According to patient responses to questionnaires, treatment with aspirin 100 mg thrice daily was associated with a significantly higher gastrointestinal (GI) disturbances score than with once- or twice-daily dosing, but the researchers noted that these GI events did not require medical intervention during the 2-week study duration. There was no difference between the treatment arms regarding microvascular disturbance scores. In addition, the researchers reported no major bleeding events or adverse cardiovascular events during the 2-week treatment period or during the following 2-week observation period.

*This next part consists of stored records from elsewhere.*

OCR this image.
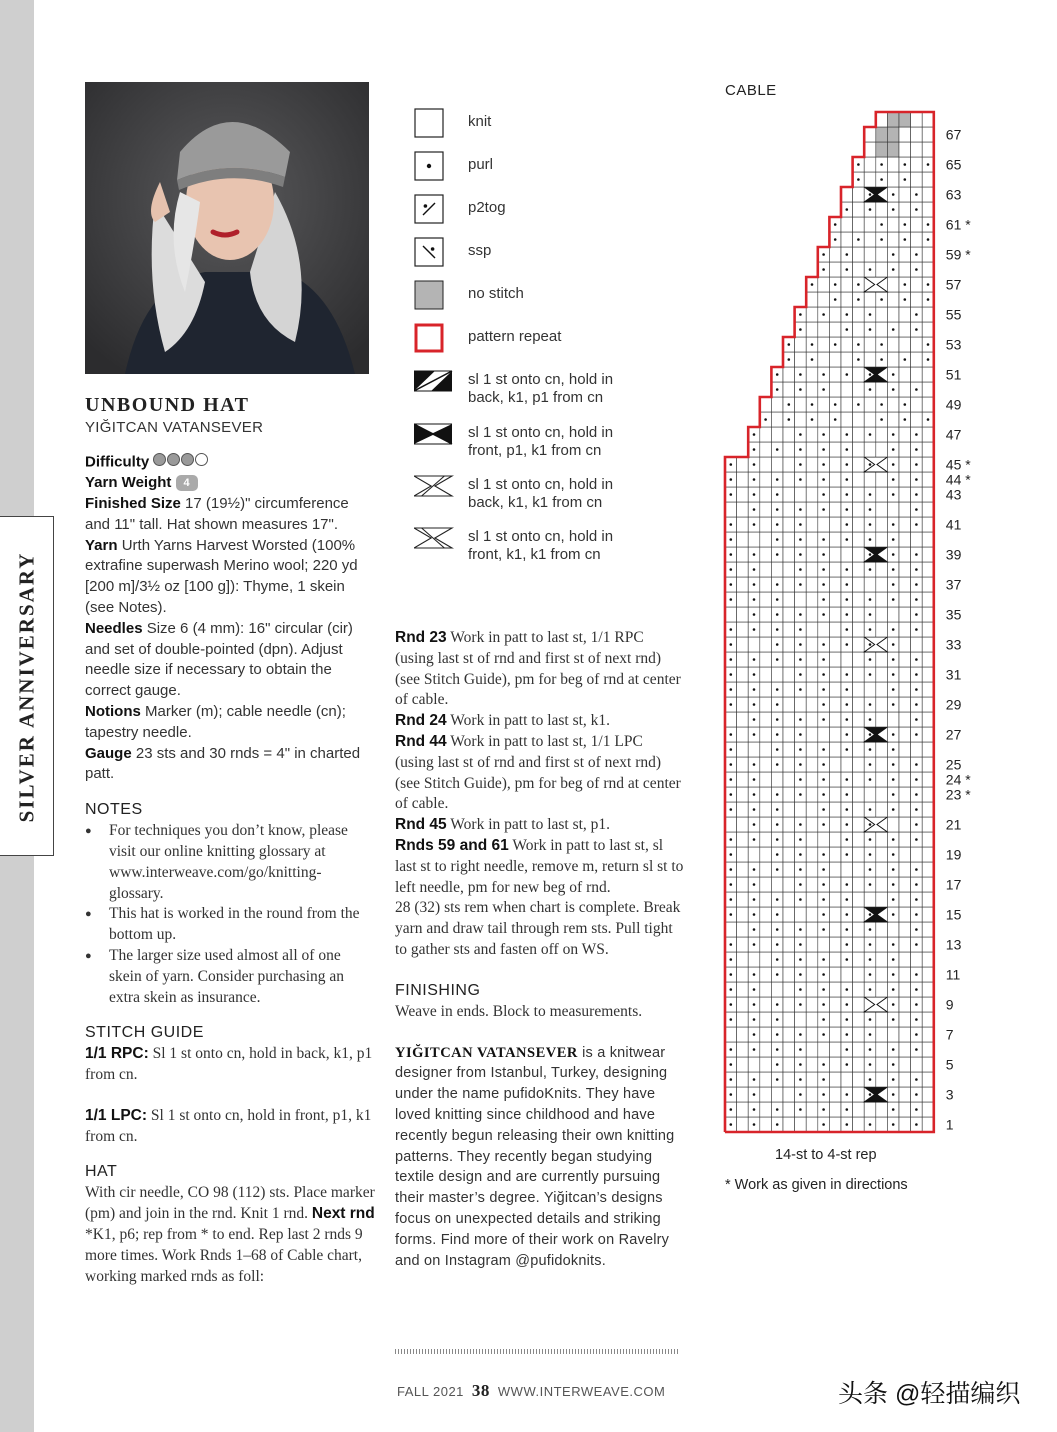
SILVER ANNIVERSARY
UNBOUND HAT
YIĞITCAN VATANSEVER
Difficulty
Yarn Weight 4
Finished Size 17 (19½)" circumference and 11" tall. Hat shown measures 17".
Yarn Urth Yarns Harvest Worsted (100% extrafine superwash Merino wool; 220 yd [200 m]/3½ oz [100 g]): Thyme, 1 skein (see Notes).
Needles Size 6 (4 mm): 16" circular (cir) and set of double-pointed (dpn). Adjust needle size if necessary to obtain the correct gauge.
Notions Marker (m); cable needle (cn); tapestry needle.
Gauge 23 sts and 30 rnds = 4" in charted patt.
NOTES
● For techniques you don’t know, please visit our online knitting glossary at www.interweave.com/go/knitting-glossary.
● This hat is worked in the round from the bottom up.
● The larger size used almost all of one skein of yarn. Consider purchasing an extra skein as insurance.
STITCH GUIDE
1/1 RPC: Sl 1 st onto cn, hold in back, k1, p1 from cn.
1/1 LPC: Sl 1 st onto cn, hold in front, p1, k1 from cn.
HAT
With cir needle, CO 98 (112) sts. Place marker (pm) and join in the rnd. Knit 1 rnd. Next rnd *K1, p6; rep from * to end. Rep last 2 rnds 9 more times. Work Rnds 1–68 of Cable chart, working marked rnds as foll:
knit
purl
p2tog
ssp
no stitch
pattern repeat
sl 1 st onto cn, hold in back, k1, p1 from cn
sl 1 st onto cn, hold in front, p1, k1 from cn
sl 1 st onto cn, hold in back, k1, k1 from cn
sl 1 st onto cn, hold in front, k1, k1 from cn
Rnd 23 Work in patt to last st, 1/1 RPC (using last st of rnd and first st of next rnd) (see Stitch Guide), pm for beg of rnd at center of cable.
Rnd 24 Work in patt to last st, k1.
Rnd 44 Work in patt to last st, 1/1 LPC (using last st of rnd and first st of next rnd) (see Stitch Guide), pm for beg of rnd at center of cable.
Rnd 45 Work in patt to last st, p1.
Rnds 59 and 61 Work in patt to last st, sl last st to right needle, remove m, return sl st to left needle, pm for new beg of rnd.
28 (32) sts rem when chart is complete. Break yarn and draw tail through rem sts. Pull tight to gather sts and fasten off on WS.
FINISHING
Weave in ends. Block to measurements.
YIĞITCAN VATANSEVER is a knitwear designer from Istanbul, Turkey, designing under the name pufidoKnits. They have loved knitting since childhood and have recently begun releasing their own knitting patterns. They recently began studying textile design and are currently pursuing their master’s degree. Yiğitcan’s designs focus on unexpected details and striking forms. Find more of their work on Ravelry and on Instagram @pufidoknits.
CABLE
1
3
5
7
9
11
13
15
17
19
21
23 *
24 *
25
27
29
31
33
35
37
39
41
43
44 *
45 *
47
49
51
53
55
57
59 *
61 *
63
65
67
14-st to 4-st rep
* Work as given in directions
FALL 2021 38 WWW.INTERWEAVE.COM	头条 @轻描编织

“We found high absolute values and marked interindividual variability in serum TXB₂, a validated biomarker of low-dose aspirin efficacy, with the vast majority of ET patients displaying biochemical evidence of inadequate platelet inhibition when treated with a standard low-dose aspirin regimen,” the authors concluded. While twice-daily aspirin reduced interindividual variability in serum TXB₂ and lowered the residual serum TXB₂ level, there was no further improvement in antiplatelet pharmacodynamics achieved with the thrice-daily regimen.
Limitations of this study include the small sample sizes in each randomized group, as well as the short 2-week duration of treatment. The study authors added that, based on the results from this dose-finding portion of ARES, they selected the twice-daily aspirin regimen for evaluation in an ongoing phase of the trial, which will re-randomize patients with ET to examine “long-term superiority, compliance, and tolerability of an optimized aspirin regimen.”

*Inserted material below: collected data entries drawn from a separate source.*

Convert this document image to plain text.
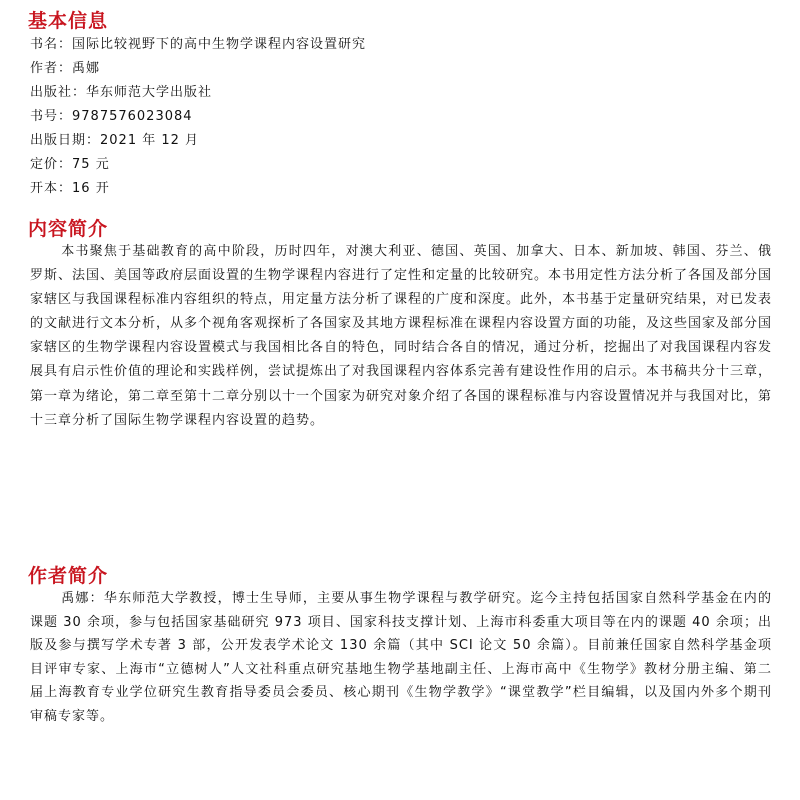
基本信息
书名：国际比较视野下的高中生物学课程内容设置研究
作者：禹娜
出版社：华东师范大学出版社
书号：9787576023084
出版日期：2021 年 12 月
定价：75 元
开本：16 开
内容简介

本书聚焦于基础教育的高中阶段，历时四年，对澳大利亚、德国、英国、加拿大、日本、新加坡、韩国、芬兰、俄罗斯、法国、美国等政府层面设置的生物学课程内容进行了定性和定量的比较研究。本书用定性方法分析了各国及部分国家辖区与我国课程标准内容组织的特点，用定量方法分析了课程的广度和深度。此外，本书基于定量研究结果，对已发表的文献进行文本分析，从多个视角客观探析了各国家及其地方课程标准在课程内容设置方面的功能，及这些国家及部分国家辖区的生物学课程内容设置模式与我国相比各自的特色，同时结合各自的情况，通过分析，挖掘出了对我国课程内容发展具有启示性价值的理论和实践样例，尝试提炼出了对我国课程内容体系完善有建设性作用的启示。本书稿共分十三章，第一章为绪论，第二章至第十二章分别以十一个国家为研究对象介绍了各国的课程标准与内容设置情况并与我国对比，第十三章分析了国际生物学课程内容设置的趋势。

作者简介

禹娜：华东师范大学教授，博士生导师，主要从事生物学课程与教学研究。迄今主持包括国家自然科学基金在内的课题 30 余项，参与包括国家基础研究 973 项目、国家科技支撑计划、上海市科委重大项目等在内的课题 40 余项；出版及参与撰写学术专著 3 部，公开发表学术论文 130 余篇（其中 SCI 论文 50 余篇）。目前兼任国家自然科学基金项目评审专家、上海市“立德树人”人文社科重点研究基地生物学基地副主任、上海市高中《生物学》教材分册主编、第二届上海教育专业学位研究生教育指导委员会委员、核心期刊《生物学教学》“课堂教学”栏目编辑，以及国内外多个期刊审稿专家等。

The study authors report no relevant conflicts of interest.
Rocca B, Tosetto A, Betti S, et al. A randomized, double-blind trial of three aspirin regimens to optimize antiplatelet therapy in essential thrombocythemia. Blood. 2020 April 7. [Epub ahead of print]
Controlled studies have confirmed the anti-thrombotic value of low-dose aspirin in polycythemia vera (PV) across all risk categories.1 The rationale for aspirin use in ET, especially in JAK2 mutated cases, is inferred from the aforementioned controlled experience in PV.1 Aspirin therapy has also been reported, in a retrospective study, to be beneficial in JAK2-mutated low-risk ET.2
Despite our current cornerstone treatment approach of low-dose aspirin therapy with or without cytoreduction, the rate of thrombotic events in both ET and PV remain high enough to warrant either additional or alternative anti-thrombotic treatment or modification of drug dosing.3,4 The authors of this paper demonstrate the superiority of twice-daily versus once-daily dosing in suppressing platelet COX-1 activity while preserving COX-2-dependent vascular effect, with no additional value from thrice-daily dosing. The putative mechanism at work is believed to stem from the inadequacy of once-daily aspirin in securing 24-hour coverage in suppressing COX-1 activity as a result of accelerated platelet production that overcomes the otherwise normally observed irreversible acetylation of COX-1 in platelets and megakaryocytes.
In the absence of overt contraindications to aspirin use, I am currently using the twice-daily dosing schedule in my patients with JAK2-mutated ET and PV. Controlled clinical trials are needed to confirm the safety and value of this approach.
Ayalew Tefferi, MD
- Landolfi R, Marchioli R, Kutti J, et al. Efficacy and safety of low-dose aspirin in polycythemia vera. N Engl J Med. 2004;350:114-24.
- Alvarez-Larran A, Cervantes F, Pereira A, et al. Observation versus antiplatelet therapy as primary prophylaxis for thrombosis in low-risk essential thrombocythemia. Blood. 2010; 116:1205-10.
- Barbui T, Vannucchi AM, Buxhofer-Ausch V, et al. Practice-relevant revision of IPSET-thrombosis based on 1019 patients with WHO-defined essential thrombocythemia. Blood Cancer J. 2015;5:e369.
- Barbui T, Finazzi G, Carobbio A, et al. Development and validation of an International Prognostic Score of thrombosis in World Health Organization-essential thrombocythemia (IPSET-thrombosis). Blood. 2012;120:5128-33.